Boddecker and her doctor protested the assignment, and the eventual outcome was that the county forced Boddecker to go on unpaid leave under the Family and Medical Leave Act.
She then complained to the U.S. Equal Employment Opportunity Commission that she was a victim of gender discrimination, because male officers recovering from injuries were allowed to continue on light duty in the control room at the jail, while she was ordered to either work in the cellblock or take unpaid leave.
The EEOC investigated the matter. Instead of simply giving Boddecker the right to sue the county over the case, the commission referred the matter to the Justice Department, which sued the county on Boddecker’s behalf. Facing mounting costs and an opponent with virtually unlimited resources, the county folded.
“Probably the biggest issue: it was getting pretty expensive,” County Attorney Claude A. Joerg said.
Federal cases seem to be the most expensive litigation. Take the case of Assistant District Attorney Elizabeth R. Donatello, who sued the county last February because of alleged mistreatment by District Attorney Michael J. Violante.

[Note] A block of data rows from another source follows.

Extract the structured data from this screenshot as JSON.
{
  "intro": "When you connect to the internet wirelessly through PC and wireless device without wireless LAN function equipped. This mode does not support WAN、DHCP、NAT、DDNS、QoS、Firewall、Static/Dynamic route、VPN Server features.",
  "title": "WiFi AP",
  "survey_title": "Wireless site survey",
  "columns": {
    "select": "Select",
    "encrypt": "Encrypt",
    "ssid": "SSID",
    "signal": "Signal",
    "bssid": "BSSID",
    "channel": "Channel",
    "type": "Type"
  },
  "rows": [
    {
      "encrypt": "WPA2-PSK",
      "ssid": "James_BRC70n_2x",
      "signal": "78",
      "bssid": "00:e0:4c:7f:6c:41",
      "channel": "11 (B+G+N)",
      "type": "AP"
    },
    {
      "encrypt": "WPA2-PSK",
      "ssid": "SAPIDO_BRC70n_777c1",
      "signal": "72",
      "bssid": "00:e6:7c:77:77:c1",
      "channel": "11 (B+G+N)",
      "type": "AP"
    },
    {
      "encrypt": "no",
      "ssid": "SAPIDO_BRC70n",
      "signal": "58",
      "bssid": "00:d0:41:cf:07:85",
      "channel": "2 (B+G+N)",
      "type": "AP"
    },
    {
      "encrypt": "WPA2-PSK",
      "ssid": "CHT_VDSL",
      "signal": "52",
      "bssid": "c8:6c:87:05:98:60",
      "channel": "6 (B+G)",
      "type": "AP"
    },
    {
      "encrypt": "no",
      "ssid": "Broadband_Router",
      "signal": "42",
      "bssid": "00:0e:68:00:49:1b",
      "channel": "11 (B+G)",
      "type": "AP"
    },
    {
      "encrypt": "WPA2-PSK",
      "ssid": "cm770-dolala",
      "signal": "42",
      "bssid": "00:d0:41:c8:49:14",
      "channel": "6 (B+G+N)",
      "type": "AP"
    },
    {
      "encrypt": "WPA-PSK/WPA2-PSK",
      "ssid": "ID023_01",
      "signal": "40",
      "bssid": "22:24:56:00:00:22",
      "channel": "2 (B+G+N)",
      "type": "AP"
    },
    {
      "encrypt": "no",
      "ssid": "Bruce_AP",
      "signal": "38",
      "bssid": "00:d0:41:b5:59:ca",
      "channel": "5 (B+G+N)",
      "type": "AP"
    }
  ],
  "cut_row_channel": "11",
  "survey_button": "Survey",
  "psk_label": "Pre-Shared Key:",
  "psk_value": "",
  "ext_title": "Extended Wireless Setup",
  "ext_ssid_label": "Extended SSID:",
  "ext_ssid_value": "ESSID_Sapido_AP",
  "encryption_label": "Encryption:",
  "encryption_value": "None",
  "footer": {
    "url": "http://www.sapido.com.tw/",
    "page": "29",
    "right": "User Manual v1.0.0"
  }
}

Donatello, who was a sex crime prosecutor, was threatened with dismissal after complaining that Violante was not treating her fairly in regard to scheduling and case assignments.
She alleged that a male colleague in the special victims unit, Assistant District Attorney Robert A. Zucco, was paid more than her, while being allowed to arrive late and leave early because he is a single father. Donatello, who is married but childless, makes about $25,000 less than Zucco, who has been with the county 12 years longer.
Donatello also accused Violante of making inappropriate remarks concerning the bodies of female prosecutors.
However, a 2014 Bond Schoeneck investigative report in the case file alleged that Donatello took more time off than any other prosecutor in two of the previous three years, and often initiated sexually oriented conversations in the office.
In response to that, Donatello’s attorney, Andrew P. Fleming, tried to get Bond Schoeneck thrown off the case because the report allegedly made the firm’s attorneys witnesses as well as litigators. In December, U.S. Magistrate Judge Hugh B. Scott denied the motion.
Invoices from Bond Schoeneck that provided the $61,801 tally said six attorneys have worked on the Donatello case, at rates ranging from $115 to $290 an hour. The case seems likely to drag on for a while, since Scott issued a scheduling order Feb. 10 giving the sides another year to complete the evidence-sharing process called discovery.
In June, a state judge allowed Donatello to file a notice of claim that could lead to a second lawsuit, this one over alleged retaliation by Violante in transferring Donatello in 2014 from sex crimes to welfare fraud cases. That move sent her to an office in Niagara Falls, away from all the other prosecutors.
There’s another federal case involving Donatello, but in that one, the county is defending her.
A man she convicted of child sexual abuse, Franklin D. Schafer of Porter, accuses her of violating his constitutional rights. In 2009, Schafer was sentenced to 20 years to life in prison.
His appeals over the conviction were rejected in state courts.
The federal court website shows nothing has happened in Schafer’s civil rights lawsuit since shortly after it was filed in 2012.
The county’s current attorney on the case, Elizabeth M. Bergen of Gibson, McAskill & Crosby, filed a dismissal motion almost four years ago, which has not yet been ruled upon by U.S. District Judge Richard J. Arcara.
Another slow-moving federal case is that filed in 2014 by the leaders of the Deputy Sheriffs Association, Jeffrey J. Newman and Richard H. Werth Jr., over the county’s policy on use of compensatory time by jail guards and dispatchers. Jaeckle Fleischmann billed the county $38,608 on that case last year, bringing the two-year tab to $77,085.
The case contests limits to comp time the county imposes by capping the number of workers allowed off on any given day, caps that the plaintiffs claim violate the federal Fair Labor Standards Act.